Because of the increase of wickedness, the love of most will grow cold. Matthew 24:12
“We really must understand that the lust for affluence in contemporary society is psychotic. It is psychotic because it has completely lost touch with reality. We crave things we neither need nor enjoy… The mass media have convinced us that to be out of step with fashion is to be out of step with reality. It is time we awaken to the fact that conformity to a sick society is to be sick. Until we see how unbalanced our culture has become at this point, we will not be able to deal with the mammon spirit within ourselves nor will we desire Christian simplicity. This psychosis permeates even our mythology. The modern hero is the poor boy who purposefully becomes rich rather than the rich boy who voluntarily becomes poor. … Covetousness we call ambition. Hoarding we call prudence. Greed we call industry.”
Richard Foster (b. 1942) in Celebration of Discipline (San Francisco: HarperCollins, 1998) 79-80.
Jesus warned us that the prevailing way of thinking in society would become sick, wicked, and psychotic.
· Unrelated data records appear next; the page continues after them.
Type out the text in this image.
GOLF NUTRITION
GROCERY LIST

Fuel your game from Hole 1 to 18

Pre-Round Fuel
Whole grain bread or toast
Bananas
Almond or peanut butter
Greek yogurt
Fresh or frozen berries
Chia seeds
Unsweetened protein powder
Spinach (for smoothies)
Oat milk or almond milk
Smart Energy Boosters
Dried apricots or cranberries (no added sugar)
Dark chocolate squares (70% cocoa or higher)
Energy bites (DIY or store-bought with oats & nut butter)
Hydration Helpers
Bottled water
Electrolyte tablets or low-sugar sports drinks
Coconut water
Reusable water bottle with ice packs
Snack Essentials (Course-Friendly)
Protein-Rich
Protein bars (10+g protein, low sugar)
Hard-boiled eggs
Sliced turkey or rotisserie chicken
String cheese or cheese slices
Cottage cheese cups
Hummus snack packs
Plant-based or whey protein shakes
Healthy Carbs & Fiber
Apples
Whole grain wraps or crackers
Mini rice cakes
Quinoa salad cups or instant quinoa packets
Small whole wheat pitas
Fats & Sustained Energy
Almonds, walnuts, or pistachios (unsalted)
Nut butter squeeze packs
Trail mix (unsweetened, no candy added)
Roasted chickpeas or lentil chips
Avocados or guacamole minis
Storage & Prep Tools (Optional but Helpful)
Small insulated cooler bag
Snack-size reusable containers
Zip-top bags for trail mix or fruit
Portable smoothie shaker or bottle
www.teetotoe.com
Today, bad is elevated as good, and good is outdated and irrelevant.
This profound point caught me off guard: “The modern hero is the poor boy who purposefully becomes rich rather than the rich boy who voluntarily becomes poor.” Recently, my study of monks and saints who made a difference for God through the centuries often had “the rich boy [or girl] who voluntarily becomes poor” in the narrative.
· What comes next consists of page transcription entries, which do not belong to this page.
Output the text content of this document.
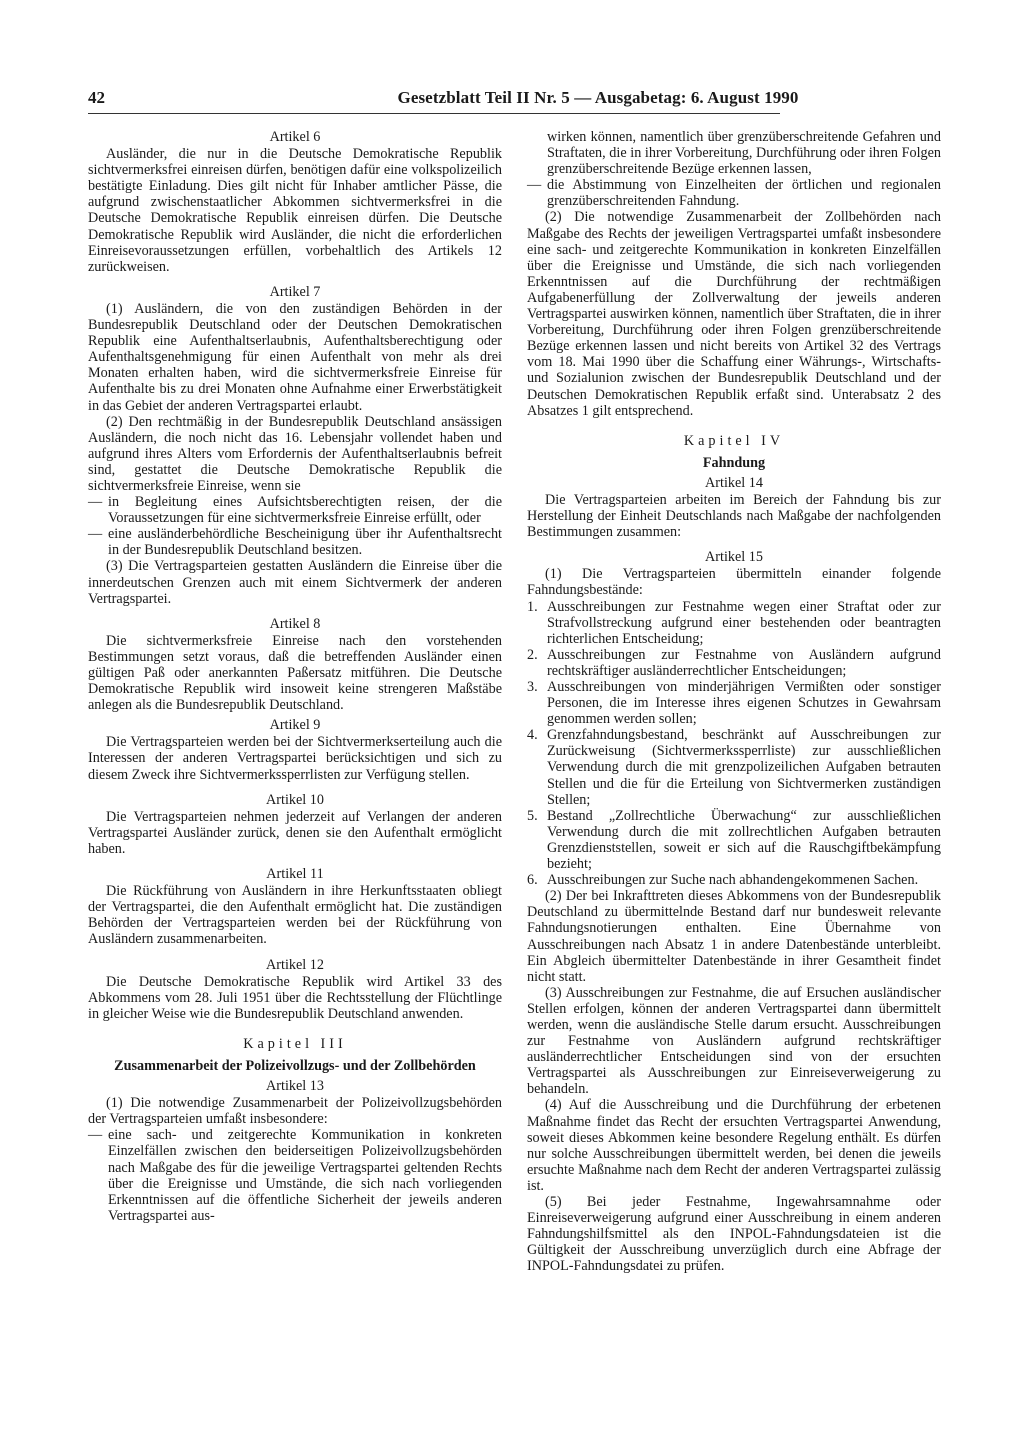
42	Gesetzblatt Teil II Nr. 5 — Ausgabetag: 6. August 1990
Artikel 6

Ausländer, die nur in die Deutsche Demokratische Republik sichtvermerksfrei einreisen dürfen, benötigen dafür eine volkspolizeilich bestätigte Einladung. Dies gilt nicht für Inhaber amtlicher Pässe, die aufgrund zwischenstaatlicher Abkommen sichtvermerksfrei in die Deutsche Demokratische Republik einreisen dürfen. Die Deutsche Demokratische Republik wird Ausländer, die nicht die erforderlichen Einreisevoraussetzungen erfüllen, vorbehaltlich des Artikels 12 zurückweisen.

Artikel 7

(1) Ausländern, die von den zuständigen Behörden in der Bundesrepublik Deutschland oder der Deutschen Demokratischen Republik eine Aufenthaltserlaubnis, Aufenthaltsberechtigung oder Aufenthaltsgenehmigung für einen Aufenthalt von mehr als drei Monaten erhalten haben, wird die sichtvermerksfreie Einreise für Aufenthalte bis zu drei Monaten ohne Aufnahme einer Erwerbstätigkeit in das Gebiet der anderen Vertragspartei erlaubt.

(2) Den rechtmäßig in der Bundesrepublik Deutschland ansässigen Ausländern, die noch nicht das 16. Lebensjahr vollendet haben und aufgrund ihres Alters vom Erfordernis der Aufenthaltserlaubnis befreit sind, gestattet die Deutsche Demokratische Republik die sichtvermerksfreie Einreise, wenn sie

— in Begleitung eines Aufsichtsberechtigten reisen, der die Voraussetzungen für eine sichtvermerksfreie Einreise erfüllt, oder
— eine ausländerbehördliche Bescheinigung über ihr Aufenthaltsrecht in der Bundesrepublik Deutschland besitzen.

(3) Die Vertragsparteien gestatten Ausländern die Einreise über die innerdeutschen Grenzen auch mit einem Sichtvermerk der anderen Vertragspartei.

Artikel 8

Die sichtvermerksfreie Einreise nach den vorstehenden Bestimmungen setzt voraus, daß die betreffenden Ausländer einen gültigen Paß oder anerkannten Paßersatz mitführen. Die Deutsche Demokratische Republik wird insoweit keine strengeren Maßstäbe anlegen als die Bundesrepublik Deutschland.

Artikel 9

Die Vertragsparteien werden bei der Sichtvermerkserteilung auch die Interessen der anderen Vertragspartei berücksichtigen und sich zu diesem Zweck ihre Sichtvermerkssperrlisten zur Verfügung stellen.

Artikel 10

Die Vertragsparteien nehmen jederzeit auf Verlangen der anderen Vertragspartei Ausländer zurück, denen sie den Aufenthalt ermöglicht haben.

Artikel 11

Die Rückführung von Ausländern in ihre Herkunftsstaaten obliegt der Vertragspartei, die den Aufenthalt ermöglicht hat. Die zuständigen Behörden der Vertragsparteien werden bei der Rückführung von Ausländern zusammenarbeiten.

Artikel 12

Die Deutsche Demokratische Republik wird Artikel 33 des Abkommens vom 28. Juli 1951 über die Rechtsstellung der Flüchtlinge in gleicher Weise wie die Bundesrepublik Deutschland anwenden.

Kapitel III
Zusammenarbeit der Polizeivollzugs- und der Zollbehörden
Artikel 13

(1) Die notwendige Zusammenarbeit der Polizeivollzugsbehörden der Vertragsparteien umfaßt insbesondere:

— eine sach- und zeitgerechte Kommunikation in konkreten Einzelfällen zwischen den beiderseitigen Polizeivollzugsbehörden nach Maßgabe des für die jeweilige Vertragspartei geltenden Rechts über die Ereignisse und Umstände, die sich nach vorliegenden Erkenntnissen auf die öffentliche Sicherheit der jeweils anderen Vertragspartei aus-
wirken können, namentlich über grenzüberschreitende Gefahren und Straftaten, die in ihrer Vorbereitung, Durchführung oder ihren Folgen grenzüberschreitende Bezüge erkennen lassen,
— die Abstimmung von Einzelheiten der örtlichen und regionalen grenzüberschreitenden Fahndung.

(2) Die notwendige Zusammenarbeit der Zollbehörden nach Maßgabe des Rechts der jeweiligen Vertragspartei umfaßt insbesondere eine sach- und zeitgerechte Kommunikation in konkreten Einzelfällen über die Ereignisse und Umstände, die sich nach vorliegenden Erkenntnissen auf die Durchführung der rechtmäßigen Aufgabenerfüllung der Zollverwaltung der jeweils anderen Vertragspartei auswirken können, namentlich über Straftaten, die in ihrer Vorbereitung, Durchführung oder ihren Folgen grenzüberschreitende Bezüge erkennen lassen und nicht bereits von Artikel 32 des Vertrags vom 18. Mai 1990 über die Schaffung einer Währungs-, Wirtschafts- und Sozialunion zwischen der Bundesrepublik Deutschland und der Deutschen Demokratischen Republik erfaßt sind. Unterabsatz 2 des Absatzes 1 gilt entsprechend.

Kapitel IV
Fahndung
Artikel 14

Die Vertragsparteien arbeiten im Bereich der Fahndung bis zur Herstellung der Einheit Deutschlands nach Maßgabe der nachfolgenden Bestimmungen zusammen:

Artikel 15

(1) Die Vertragsparteien übermitteln einander folgende Fahndungsbestände:

1. Ausschreibungen zur Festnahme wegen einer Straftat oder zur Strafvollstreckung aufgrund einer bestehenden oder beantragten richterlichen Entscheidung;
2. Ausschreibungen zur Festnahme von Ausländern aufgrund rechtskräftiger ausländerrechtlicher Entscheidungen;
3. Ausschreibungen von minderjährigen Vermißten oder sonstiger Personen, die im Interesse ihres eigenen Schutzes in Gewahrsam genommen werden sollen;
4. Grenzfahndungsbestand, beschränkt auf Ausschreibungen zur Zurückweisung (Sichtvermerkssperrliste) zur ausschließlichen Verwendung durch die mit grenzpolizeilichen Aufgaben betrauten Stellen und die für die Erteilung von Sichtvermerken zuständigen Stellen;
5. Bestand „Zollrechtliche Überwachung“ zur ausschließlichen Verwendung durch die mit zollrechtlichen Aufgaben betrauten Grenzdienststellen, soweit er sich auf die Rauschgiftbekämpfung bezieht;
6. Ausschreibungen zur Suche nach abhandengekommenen Sachen.

(2) Der bei Inkrafttreten dieses Abkommens von der Bundesrepublik Deutschland zu übermittelnde Bestand darf nur bundesweit relevante Fahndungsnotierungen enthalten. Eine Übernahme von Ausschreibungen nach Absatz 1 in andere Datenbestände unterbleibt. Ein Abgleich übermittelter Datenbestände in ihrer Gesamtheit findet nicht statt.

(3) Ausschreibungen zur Festnahme, die auf Ersuchen ausländischer Stellen erfolgen, können der anderen Vertragspartei dann übermittelt werden, wenn die ausländische Stelle darum ersucht. Ausschreibungen zur Festnahme von Ausländern aufgrund rechtskräftiger ausländerrechtlicher Entscheidungen sind von der ersuchten Vertragspartei als Ausschreibungen zur Einreiseverweigerung zu behandeln.

(4) Auf die Ausschreibung und die Durchführung der erbetenen Maßnahme findet das Recht der ersuchten Vertragspartei Anwendung, soweit dieses Abkommen keine besondere Regelung enthält. Es dürfen nur solche Ausschreibungen übermittelt werden, bei denen die jeweils ersuchte Maßnahme nach dem Recht der anderen Vertragspartei zulässig ist.

(5) Bei jeder Festnahme, Ingewahrsamnahme oder Einreiseverweigerung aufgrund einer Ausschreibung in einem anderen Fahndungshilfsmittel als den INPOL-Fahndungsdateien ist die Gültigkeit der Ausschreibung unverzüglich durch eine Abfrage der INPOL-Fahndungsdatei zu prüfen.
Today’s post inspires me to call readers to abandon prevailing patterns and consider how radical obedience, unconditional surrender, and countercultural living might rekindle our love for God.
That’s ultimately what’s at stake here. Sick, wicked, and psychotic people cannot grasp or impart the generosity and love of God to others. And my big concern here is with the next generation.
I was up in the mountains this weekend with my family and noticed many dying trees. This one, however, was full of life, it had much new growth. It came to mind when writing this post. See the new growth on this tree, the long new shoots like fingers. Most trees did not have this. It made me think that most trees might be in the sick category.
If we aim for healthy living we will produce new growth, our health will be evident to all, and like the saints through the centuries, our otherworldly, godly living will impact society in unfathomable ways.